Suppose $f$ is boounded on $[a,b]$, $f$ has only finitely many points of discontinuity on $[a,b]$ and $ \alpha $ is continuous at every point of discontinuity. Then $f \in \Re(\alpha)$
Is there any example that if $f$ is bounded on $[a,b]$ and discontinuous at $ x=c \in $[a,b], $ \alpha(x) $ is discontinuous at $ x=c $ as well, but $ f \in \Re(\alpha)$?
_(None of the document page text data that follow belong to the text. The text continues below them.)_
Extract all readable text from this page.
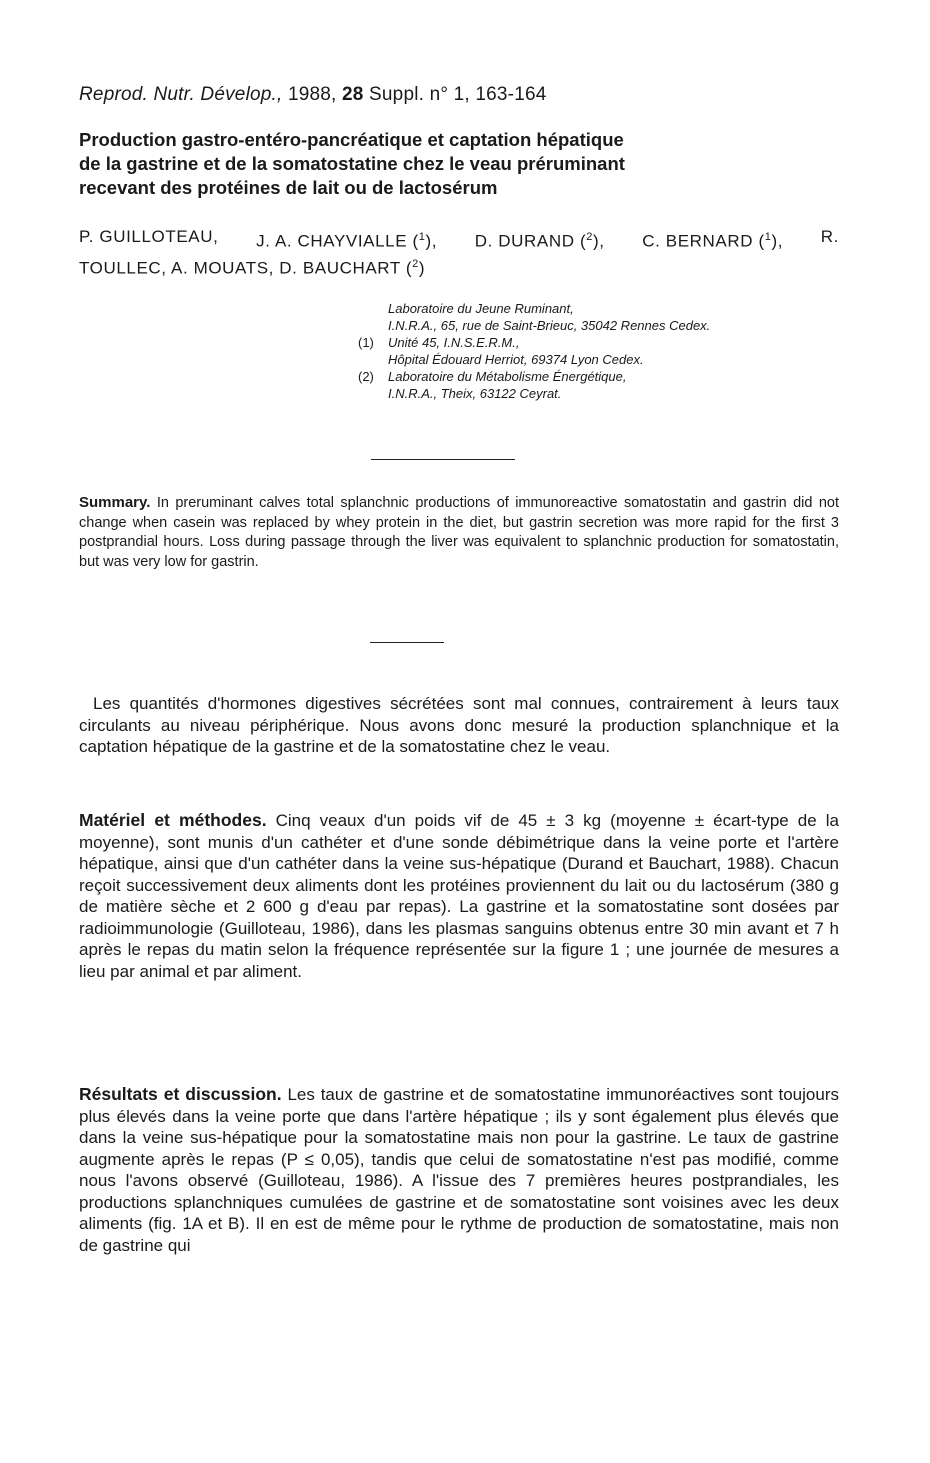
Reprod. Nutr. Dévelop., 1988, 28 Suppl. n° 1, 163-164
Production gastro-entéro-pancréatique et captation hépatique
de la gastrine et de la somatostatine chez le veau préruminant
recevant des protéines de lait ou de lactosérum
P. GUILLOTEAU, J. A. CHAYVIALLE ($^1$), D. DURAND ($^2$), C. BERNARD ($^1$), R.
TOULLEC, A. MOUATS, D. BAUCHART ($^2$)
Laboratoire du Jeune Ruminant,
I.N.R.A., 65, rue de Saint-Brieuc, 35042 Rennes Cedex.
(1)	Unité 45, I.N.S.E.R.M.,
Hôpital Édouard Herriot, 69374 Lyon Cedex.
(2)	Laboratoire du Métabolisme Énergétique,
I.N.R.A., Theix, 63122 Ceyrat.
Summary. In preruminant calves total splanchnic productions of immunoreactive somatostatin and gastrin did not change when casein was replaced by whey protein in the diet, but gastrin secretion was more rapid for the first 3 postprandial hours. Loss during passage through the liver was equivalent to splanchnic production for somatostatin, but was very low for gastrin.
Les quantités d'hormones digestives sécrétées sont mal connues, contrairement à leurs taux circulants au niveau périphérique. Nous avons donc mesuré la production splanchnique et la captation hépatique de la gastrine et de la somatostatine chez le veau.
Matériel et méthodes. Cinq veaux d'un poids vif de 45 ± 3 kg (moyenne ± écart-type de la moyenne), sont munis d'un cathéter et d'une sonde débimétrique dans la veine porte et l'artère hépatique, ainsi que d'un cathéter dans la veine sus-hépatique (Durand et Bauchart, 1988). Chacun reçoit successivement deux aliments dont les protéines proviennent du lait ou du lactosérum (380 g de matière sèche et 2 600 g d'eau par repas). La gastrine et la somatostatine sont dosées par radioimmunologie (Guilloteau, 1986), dans les plasmas sanguins obtenus entre 30 min avant et 7 h après le repas du matin selon la fréquence représentée sur la figure 1 ; une journée de mesures a lieu par animal et par aliment.
Résultats et discussion. Les taux de gastrine et de somatostatine immunoréactives sont toujours plus élevés dans la veine porte que dans l'artère hépatique ; ils y sont également plus élevés que dans la veine sus-hépatique pour la somatostatine mais non pour la gastrine. Le taux de gastrine augmente après le repas (P ≤ 0,05), tandis que celui de somatostatine n'est pas modifié, comme nous l'avons observé (Guilloteau, 1986). A l'issue des 7 premières heures postprandiales, les productions splanchniques cumulées de gastrine et de somatostatine sont voisines avec les deux aliments (fig. 1A et B). Il en est de même pour le rythme de production de somatostatine, mais non de gastrine qui
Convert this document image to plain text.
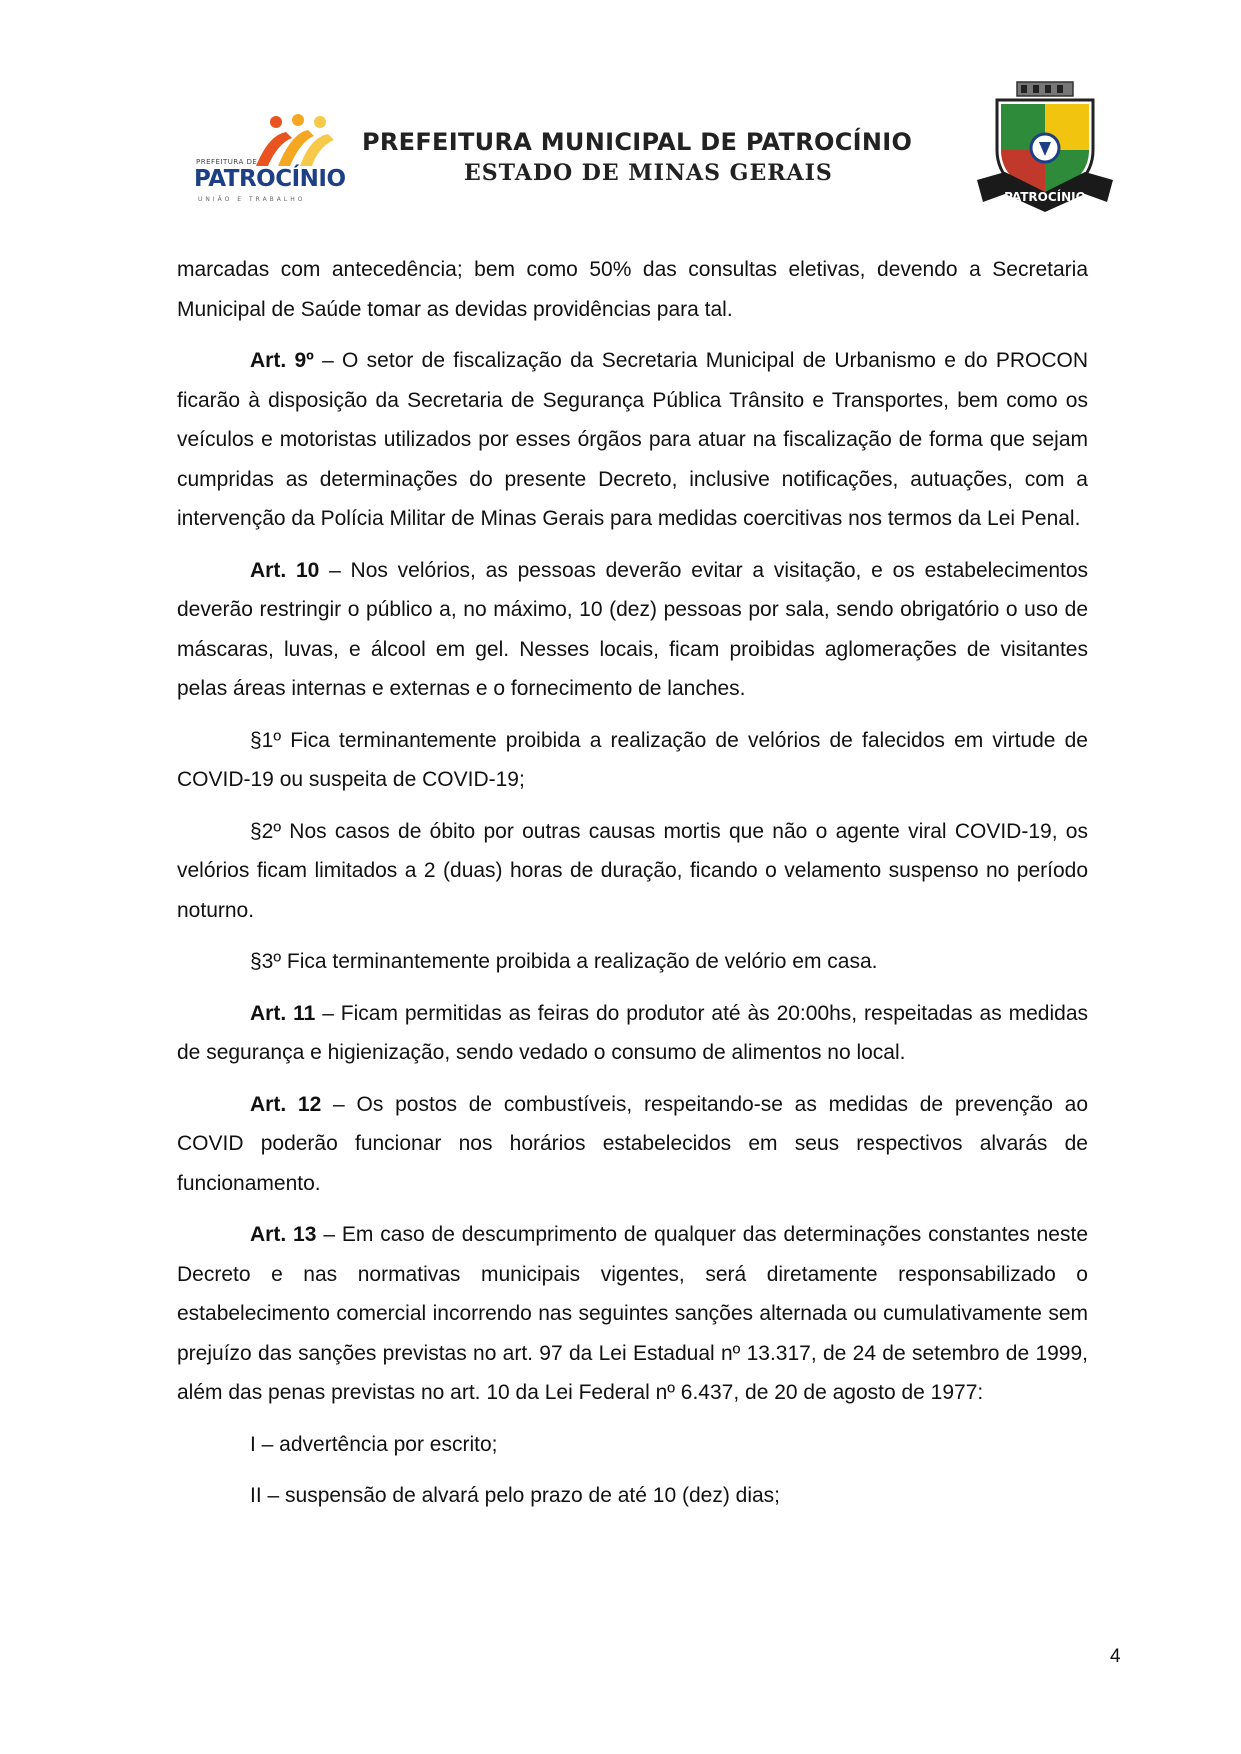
PREFEITURA DE
PATROCÍNIO
UNIÃO E TRABALHO
PREFEITURA MUNICIPAL DE PATROCÍNIO
ESTADO DE MINAS GERAIS
PATROCÍNIO

marcadas com antecedência; bem como 50% das consultas eletivas, devendo a Secretaria Municipal de Saúde tomar as devidas providências para tal.

Art. 9º – O setor de fiscalização da Secretaria Municipal de Urbanismo e do PROCON ficarão à disposição da Secretaria de Segurança Pública Trânsito e Transportes, bem como os veículos e motoristas utilizados por esses órgãos para atuar na fiscalização de forma que sejam cumpridas as determinações do presente Decreto, inclusive notificações, autuações, com a intervenção da Polícia Militar de Minas Gerais para medidas coercitivas nos termos da Lei Penal.

Art. 10 – Nos velórios, as pessoas deverão evitar a visitação, e os estabelecimentos deverão restringir o público a, no máximo, 10 (dez) pessoas por sala, sendo obrigatório o uso de máscaras, luvas, e álcool em gel. Nesses locais, ficam proibidas aglomerações de visitantes pelas áreas internas e externas e o fornecimento de lanches.

§1º Fica terminantemente proibida a realização de velórios de falecidos em virtude de COVID-19 ou suspeita de COVID-19;

§2º Nos casos de óbito por outras causas mortis que não o agente viral COVID-19, os velórios ficam limitados a 2 (duas) horas de duração, ficando o velamento suspenso no período noturno.

§3º Fica terminantemente proibida a realização de velório em casa.

Art. 11 – Ficam permitidas as feiras do produtor até às 20:00hs, respeitadas as medidas de segurança e higienização, sendo vedado o consumo de alimentos no local.

Art. 12 – Os postos de combustíveis, respeitando-se as medidas de prevenção ao COVID poderão funcionar nos horários estabelecidos em seus respectivos alvarás de funcionamento.

Art. 13 – Em caso de descumprimento de qualquer das determinações constantes neste Decreto e nas normativas municipais vigentes, será diretamente responsabilizado o estabelecimento comercial incorrendo nas seguintes sanções alternada ou cumulativamente sem prejuízo das sanções previstas no art. 97 da Lei Estadual nº 13.317, de 24 de setembro de 1999, além das penas previstas no art. 10 da Lei Federal nº 6.437, de 20 de agosto de 1977:

I – advertência por escrito;

II – suspensão de alvará pelo prazo de até 10 (dez) dias;

4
An example where both the integrand and integrator are discontinuous but the Riemann-Stieltjes integral exists is$$f(x) = \begin{cases}0, & a \leqslant x < c \\ 1, & c \leqslant x \leqslant b \end{cases}\quad \alpha(x) = \begin{cases}0, & a \leqslant x \leqslant c \\ 1, & c < x \leqslant b \end{cases}$$
For a partition with subinterval $I_c =[c,c+\delta]$ we have both the upper and lower Darboux-Stieltjes sums equal to $1$ since $\sup_{x\in I_c} f(x) = \inf_{x \in I_c} f(x) = 1$ and $\alpha(c+\delta) - \alpha(c) = 1$. This proves that $f \in \mathcal{R}(\alpha)$ since for any $\epsilon > 0$ there is a partition such that $U(P,f,\alpha) - L(P,f,\alpha) < \epsilon$.